What is “Inversion” and how does it impact shareholders?

Written by: Martin X. Shields
A term you hear recently in the news is the “inversion” of U.S. companies as they merge with a foreign company in order to reduce their U.S. federal tax bill. There are a number of firms who have recently taken this action including AbbVie (ABBV) a U.S. pharmaceutical firm that plans to merge with Irish drug firm Shire this year. Once the deal is consummated, the combined company will be taxed as a U.K. corporation with an estimated tax rate of about 13% by 2016.

 

As a stock shareholder it is important to know that these mergers could have you incur a capital gains tax liability. Although the U.S. company will ultimately control the foreign company, the U.S. company is technically being acquired.
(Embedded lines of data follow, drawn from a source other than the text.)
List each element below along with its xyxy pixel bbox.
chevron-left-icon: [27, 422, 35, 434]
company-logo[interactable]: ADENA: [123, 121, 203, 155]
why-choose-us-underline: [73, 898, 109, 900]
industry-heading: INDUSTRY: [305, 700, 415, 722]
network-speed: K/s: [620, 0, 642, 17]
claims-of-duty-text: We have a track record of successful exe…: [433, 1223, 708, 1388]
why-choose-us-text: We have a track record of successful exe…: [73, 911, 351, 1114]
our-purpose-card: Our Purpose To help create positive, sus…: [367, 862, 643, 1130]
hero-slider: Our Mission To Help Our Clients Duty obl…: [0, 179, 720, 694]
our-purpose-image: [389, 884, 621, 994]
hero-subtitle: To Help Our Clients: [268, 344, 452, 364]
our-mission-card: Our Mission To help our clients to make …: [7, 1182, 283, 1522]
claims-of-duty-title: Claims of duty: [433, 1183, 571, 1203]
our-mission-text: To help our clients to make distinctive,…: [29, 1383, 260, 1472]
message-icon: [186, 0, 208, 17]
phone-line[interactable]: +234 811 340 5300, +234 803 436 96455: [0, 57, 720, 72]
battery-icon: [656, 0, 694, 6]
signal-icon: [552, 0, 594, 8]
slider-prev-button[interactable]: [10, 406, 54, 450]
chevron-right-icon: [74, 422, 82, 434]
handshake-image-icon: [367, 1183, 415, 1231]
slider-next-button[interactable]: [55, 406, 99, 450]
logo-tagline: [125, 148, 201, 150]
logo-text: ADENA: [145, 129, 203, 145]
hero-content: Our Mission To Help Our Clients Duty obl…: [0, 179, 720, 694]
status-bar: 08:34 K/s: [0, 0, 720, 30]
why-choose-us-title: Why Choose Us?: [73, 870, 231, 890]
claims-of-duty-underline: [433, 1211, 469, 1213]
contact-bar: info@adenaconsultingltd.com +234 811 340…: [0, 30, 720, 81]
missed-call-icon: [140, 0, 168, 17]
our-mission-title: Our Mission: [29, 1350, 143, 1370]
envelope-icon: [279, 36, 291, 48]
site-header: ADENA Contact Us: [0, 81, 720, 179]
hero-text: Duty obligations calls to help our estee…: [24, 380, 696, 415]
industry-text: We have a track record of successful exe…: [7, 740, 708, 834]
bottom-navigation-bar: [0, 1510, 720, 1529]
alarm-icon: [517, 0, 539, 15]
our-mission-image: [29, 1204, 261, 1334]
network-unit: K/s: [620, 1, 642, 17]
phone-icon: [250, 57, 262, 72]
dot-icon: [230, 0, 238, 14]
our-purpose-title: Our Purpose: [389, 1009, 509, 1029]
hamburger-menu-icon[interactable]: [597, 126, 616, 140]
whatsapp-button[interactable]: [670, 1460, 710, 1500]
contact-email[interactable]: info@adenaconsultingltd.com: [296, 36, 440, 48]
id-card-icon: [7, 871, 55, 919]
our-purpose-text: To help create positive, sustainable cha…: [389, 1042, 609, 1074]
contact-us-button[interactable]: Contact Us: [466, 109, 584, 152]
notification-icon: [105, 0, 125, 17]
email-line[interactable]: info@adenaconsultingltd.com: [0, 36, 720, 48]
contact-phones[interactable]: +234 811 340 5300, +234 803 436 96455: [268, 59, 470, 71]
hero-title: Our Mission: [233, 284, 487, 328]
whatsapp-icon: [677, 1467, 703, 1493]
The shareholders will receive new shares to replace their old ones and the exchange is considered taxable by the Internal Revenue Service.

 

To illustrate the situation, if an investor purchased shares in a company at $20, and the firm “sells” itself in an inversion merger at $50 a share, the investor will typically receive shares in the new firm and owe tax on the $30 per-share. This gain is the difference between the original cost and the price at the time of the merger.
Currently, the rate on long-term capital gains ranges from zero to nearly 24%, depending on an individual’s taxable income.
The irony about these deals is that they are structured to lower the tax rate of the company for the benefit of investors but as explained above, they frequently cause a tax liability for investors. Not surprisingly, executives of these companies have included language in many of these deals that the company will pay for any tax liability that is incurred by executives because of the inversion.